RELIEF OR DEVELOPMENT? THERE’S A VERY BIG DIFFERENCE …
Updated: 2 days ago
There is a difference between employment incentives and relief, just as there is a difference between subsistence farming and supplying local markets with surplus produce. Yet two programmes mentioned in the recently-released presidential employment stimulus package seem to have been misinterpreted by the Ministers responsible for driving effective implementation.

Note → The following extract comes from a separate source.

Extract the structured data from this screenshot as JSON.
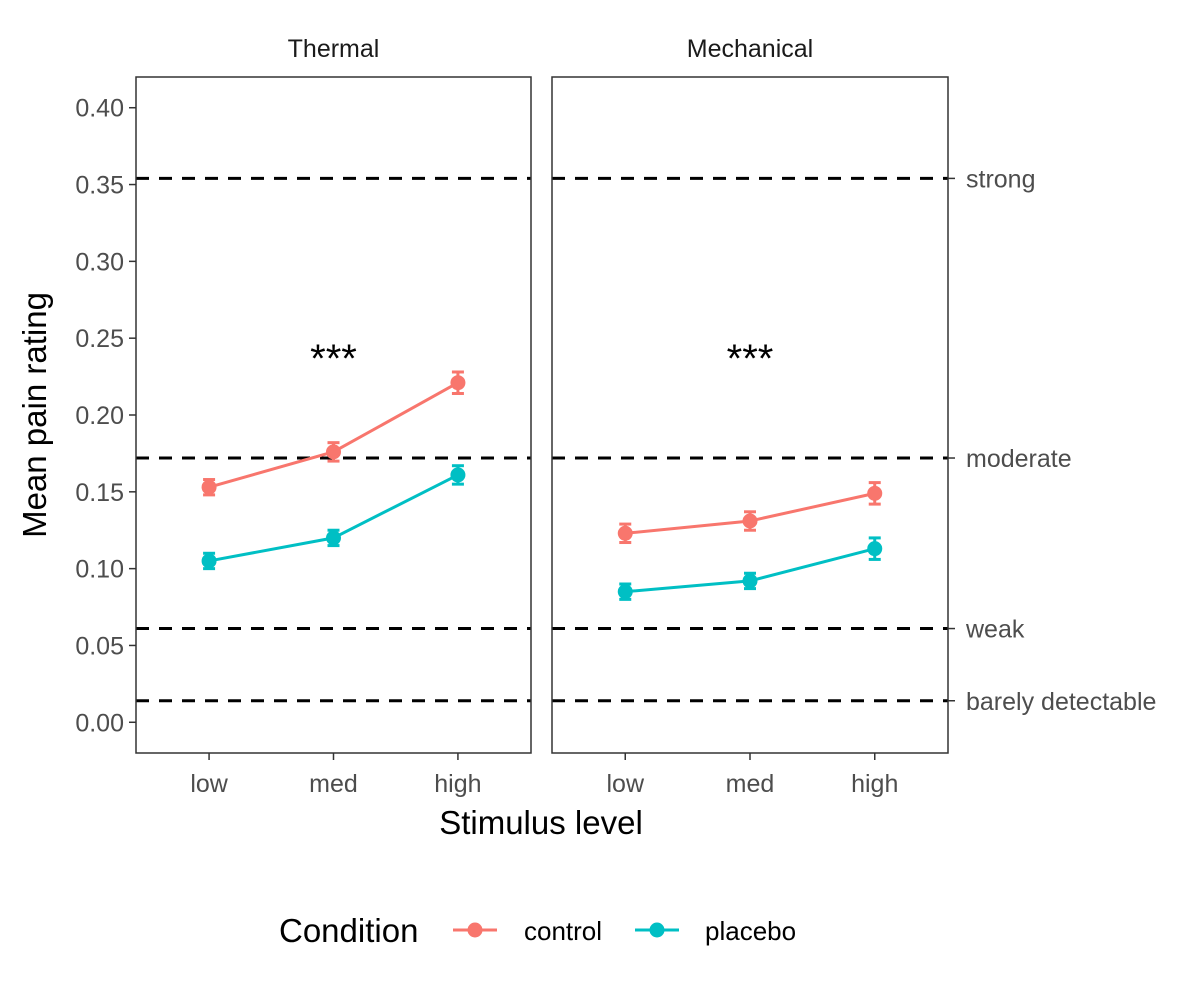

According to a document outlining the employment stimulus package (released with government’s economic reconstruction and recovery plan), ‘through the National Arts Council and the National Film & Video Foundation, calls for proposals will unlock the creativity of the sector in new ways’ – including ‘support for digital content creation and e-commerce platform development’, National Archives and National Library ‘digitisation’, and support from marketing graduates for ‘creative initiatives’. In the sports federations, ‘return-to-play fieldworkers’ will be employed to assist with Covid-19 protocol compliance, and job retention will be ‘supported’. Yet the department’s ‘open call for artists, sport and recreation professions to apply for a share’ refers to opportunities to access ‘further relief’. This is a misnomer. In fact, relief will be provided – but in a different programme targeting qualifying organisations, enterprises and individual practitioners in the craft, design, visual arts and audio-visual sectors.
The next tranche of agricultural relief vouchers is mentioned in the context of assisting farmers to ‘cover a portion of their operational expenses, continue with food production and contribute to food security’. With that in mind, vouchers will be allocated to ‘qualifying small-scale producers … serving local markets in peri-urban and rural areas’. Yet, according to Agriculture, Land Reform & Rural Development Minister Thoko Didiza, they will target ‘subsistence producers … at household level’ on plots of land ‘between a quarter and one hectare’.
During the most severe levels of Covid-19 lockdown, the term ‘relief’ was used to describe the purpose of grants made available in all these sectors to cushion those hit hardest by the effects of job loss and production disruptions, among other things. There were two ‘waves’ of relief funding for qualifying sports practitioners and ‘creatives’ – while the aim of the agricultural support vouchers was to help ‘distressed small-scale farmers, who need financial relief’ (SAnews).
Subsistence farming (also referred to as smallholder agriculture) is when ‘one family grows only enough to feed themselves’ (Africa Development Promise). ‘There is not usually much harvest to sell or trade, and what surplus there is tends to be stored to last the family until the next harvest.’ In February 2018, President Cyril Ramaphosa told the National House of Traditional Leaders that government’s land reform programme is ‘laying the foundation for an agricultural revolution’. If the next tranche of agricultural input vouchers is to be seen in that context, more information is needed on the practical support envisaged for assisting beneficiaries in moving from subsistence farming to consistently producing and successfully marketing a surplus – and from receiving relief to becoming self-sufficient and eventually creating jobs.